社会
源平合戦「逆落とし」に新説 義経、実は不参加?
源義経率いる騎馬軍が急坂を駆け降り、平氏の背後から攻め込んだとされる一ノ谷合戦の「逆(坂)落とし」。奇襲の場所が一ノ谷(神戸市須磨区)か鵯越(ひよどりごえ)(同市兵庫区)かで長く論争が続いているが、近年「義経は逆落としに加わっていなかった」とする「不参加説」が現れ、学界で主流となりつつある。論争を根底から覆す新説の登場に、地元からは「義経が参加しない逆落としなんて絵にならない」との声も聞かれる。(小川 晶)
戦術の奇抜さから“戦略家”義経の象徴とされる一ノ谷合戦の逆落とし。「一ノ谷説」と「鵯越説」があり、歴史愛好家らが公開討論会を開くなど論争を続けている。
2説があるのは、軍記物「平家物語」で逆落としの起点が「一谷のうしろ鵯越」と表現され、どちらから攻め込んだかはっきりしないため。一方で、奇襲をかけたのが義経という点で両説はおおむね一致している。
ところが、滝沢秀明さんが主演した2005年のNHK大河ドラマ「義経」を機に人物像の再考が進み、義経が海沿いの山陽道を西から攻め込んだとする「逆落とし不参加説」が現れた。義経軍が二手に分かれ、配下の多田行綱が別動隊となって逆落としを実行したとする説で、貴族の日記「玉葉(ぎょくよう)」の記述に基づく。
源平合戦史を専攻し、「不参加説」の著作を07年に発表した川合康・日本大教授は「玉葉は、合戦直後の記述で信頼性が高いが、平家物語は、鎌倉時代に成立した作品で脚色も多い」と説明。元木泰雄・京都大教授(中世史)も「平家物語では行綱は悪役。逆落としが義経の功績にすり替えられた可能性がある」と指摘する。

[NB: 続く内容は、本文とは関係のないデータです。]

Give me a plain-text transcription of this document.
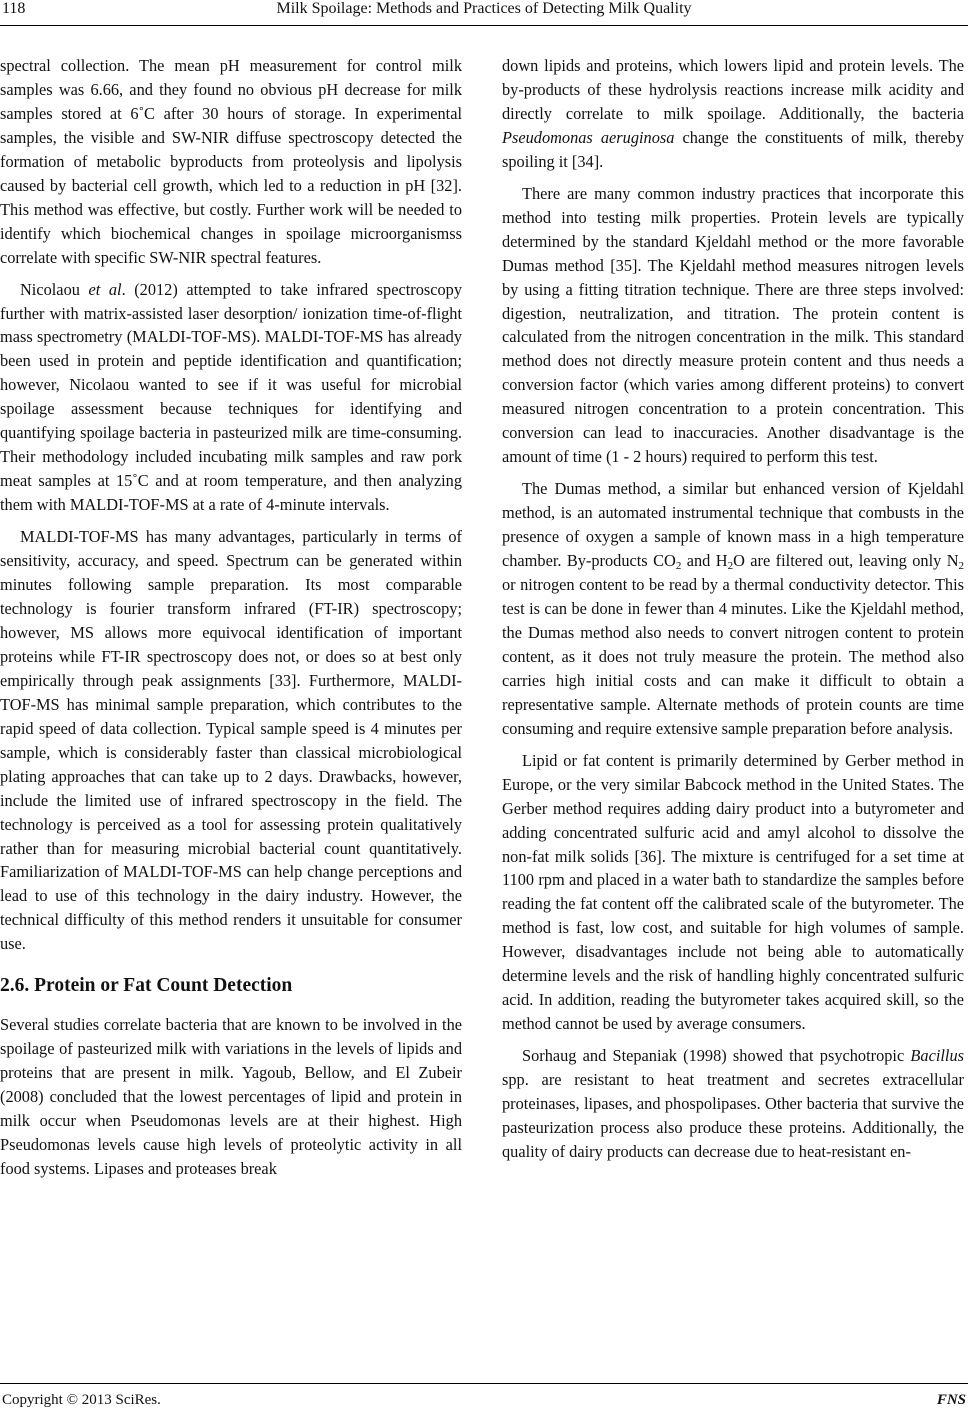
118	Milk Spoilage: Methods and Practices of Detecting Milk Quality

spectral collection. The mean pH measurement for control milk samples was 6.66, and they found no obvious pH decrease for milk samples stored at 6˚C after 30 hours of storage. In experimental samples, the visible and SW-NIR diffuse spectroscopy detected the formation of metabolic byproducts from proteolysis and lipolysis caused by bacterial cell growth, which led to a reduction in pH [32]. This method was effective, but costly. Further work will be needed to identify which biochemical changes in spoilage microorganismss correlate with specific SW-NIR spectral features.

Nicolaou et al. (2012) attempted to take infrared spectroscopy further with matrix-assisted laser desorption/ ionization time-of-flight mass spectrometry (MALDI-TOF-MS). MALDI-TOF-MS has already been used in protein and peptide identification and quantification; however, Nicolaou wanted to see if it was useful for microbial spoilage assessment because techniques for identifying and quantifying spoilage bacteria in pasteurized milk are time-consuming. Their methodology included incubating milk samples and raw pork meat samples at 15˚C and at room temperature, and then analyzing them with MALDI-TOF-MS at a rate of 4-minute intervals.

MALDI-TOF-MS has many advantages, particularly in terms of sensitivity, accuracy, and speed. Spectrum can be generated within minutes following sample preparation. Its most comparable technology is fourier transform infrared (FT-IR) spectroscopy; however, MS allows more equivocal identification of important proteins while FT-IR spectroscopy does not, or does so at best only empirically through peak assignments [33]. Furthermore, MALDI-TOF-MS has minimal sample preparation, which contributes to the rapid speed of data collection. Typical sample speed is 4 minutes per sample, which is considerably faster than classical microbiological plating approaches that can take up to 2 days. Drawbacks, however, include the limited use of infrared spectroscopy in the field. The technology is perceived as a tool for assessing protein qualitatively rather than for measuring microbial bacterial count quantitatively. Familiarization of MALDI-TOF-MS can help change perceptions and lead to use of this technology in the dairy industry. However, the technical difficulty of this method renders it unsuitable for consumer use.

2.6. Protein or Fat Count Detection

Several studies correlate bacteria that are known to be involved in the spoilage of pasteurized milk with variations in the levels of lipids and proteins that are present in milk. Yagoub, Bellow, and El Zubeir (2008) concluded that the lowest percentages of lipid and protein in milk occur when Pseudomonas levels are at their highest. High Pseudomonas levels cause high levels of proteolytic activity in all food systems. Lipases and proteases break

down lipids and proteins, which lowers lipid and protein levels. The by-products of these hydrolysis reactions increase milk acidity and directly correlate to milk spoilage. Additionally, the bacteria Pseudomonas aeruginosa change the constituents of milk, thereby spoiling it [34].

There are many common industry practices that incorporate this method into testing milk properties. Protein levels are typically determined by the standard Kjeldahl method or the more favorable Dumas method [35]. The Kjeldahl method measures nitrogen levels by using a fitting titration technique. There are three steps involved: digestion, neutralization, and titration. The protein content is calculated from the nitrogen concentration in the milk. This standard method does not directly measure protein content and thus needs a conversion factor (which varies among different proteins) to convert measured nitrogen concentration to a protein concentration. This conversion can lead to inaccuracies. Another disadvantage is the amount of time (1 - 2 hours) required to perform this test.

The Dumas method, a similar but enhanced version of Kjeldahl method, is an automated instrumental technique that combusts in the presence of oxygen a sample of known mass in a high temperature chamber. By-products $CO_2$ and $H_2O$ are filtered out, leaving only $N_2$ or nitrogen content to be read by a thermal conductivity detector. This test is can be done in fewer than 4 minutes. Like the Kjeldahl method, the Dumas method also needs to convert nitrogen content to protein content, as it does not truly measure the protein. The method also carries high initial costs and can make it difficult to obtain a representative sample. Alternate methods of protein counts are time consuming and require extensive sample preparation before analysis.

Lipid or fat content is primarily determined by Gerber method in Europe, or the very similar Babcock method in the United States. The Gerber method requires adding dairy product into a butyrometer and adding concentrated sulfuric acid and amyl alcohol to dissolve the non-fat milk solids [36]. The mixture is centrifuged for a set time at 1100 rpm and placed in a water bath to standardize the samples before reading the fat content off the calibrated scale of the butyrometer. The method is fast, low cost, and suitable for high volumes of sample. However, disadvantages include not being able to automatically determine levels and the risk of handling highly concentrated sulfuric acid. In addition, reading the butyrometer takes acquired skill, so the method cannot be used by average consumers.

Sorhaug and Stepaniak (1998) showed that psychotropic Bacillus spp. are resistant to heat treatment and secretes extracellular proteinases, lipases, and phospolipases. Other bacteria that survive the pasteurization process also produce these proteins. Additionally, the quality of dairy products can decrease due to heat-resistant en-

Copyright © 2013 SciRes.	FNS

義経の参加を前提に論争を続けてきた地元関係者の反応はさまざまだ。「鵯越説」の立場で著作を執筆中の梅村伸雄・兵庫歴史研究会顧問(76)は「多少の肉付けがある平家物語だが、義経を無理やり“主役”に仕立て上げた、というのは飛躍しすぎ」と反論する。
一方、05年の討論会で梅村顧問と議論を交わした「一ノ谷説」の三浦真厳・須磨寺正覚院住職(78)は「非常におもしろい説」と肯定的に受け止める。「全国的に有名な逆落としだが、神戸がゆかりと知る人は少ない。新説が出て注目が集まるのならば、それはそれでいい」と話している。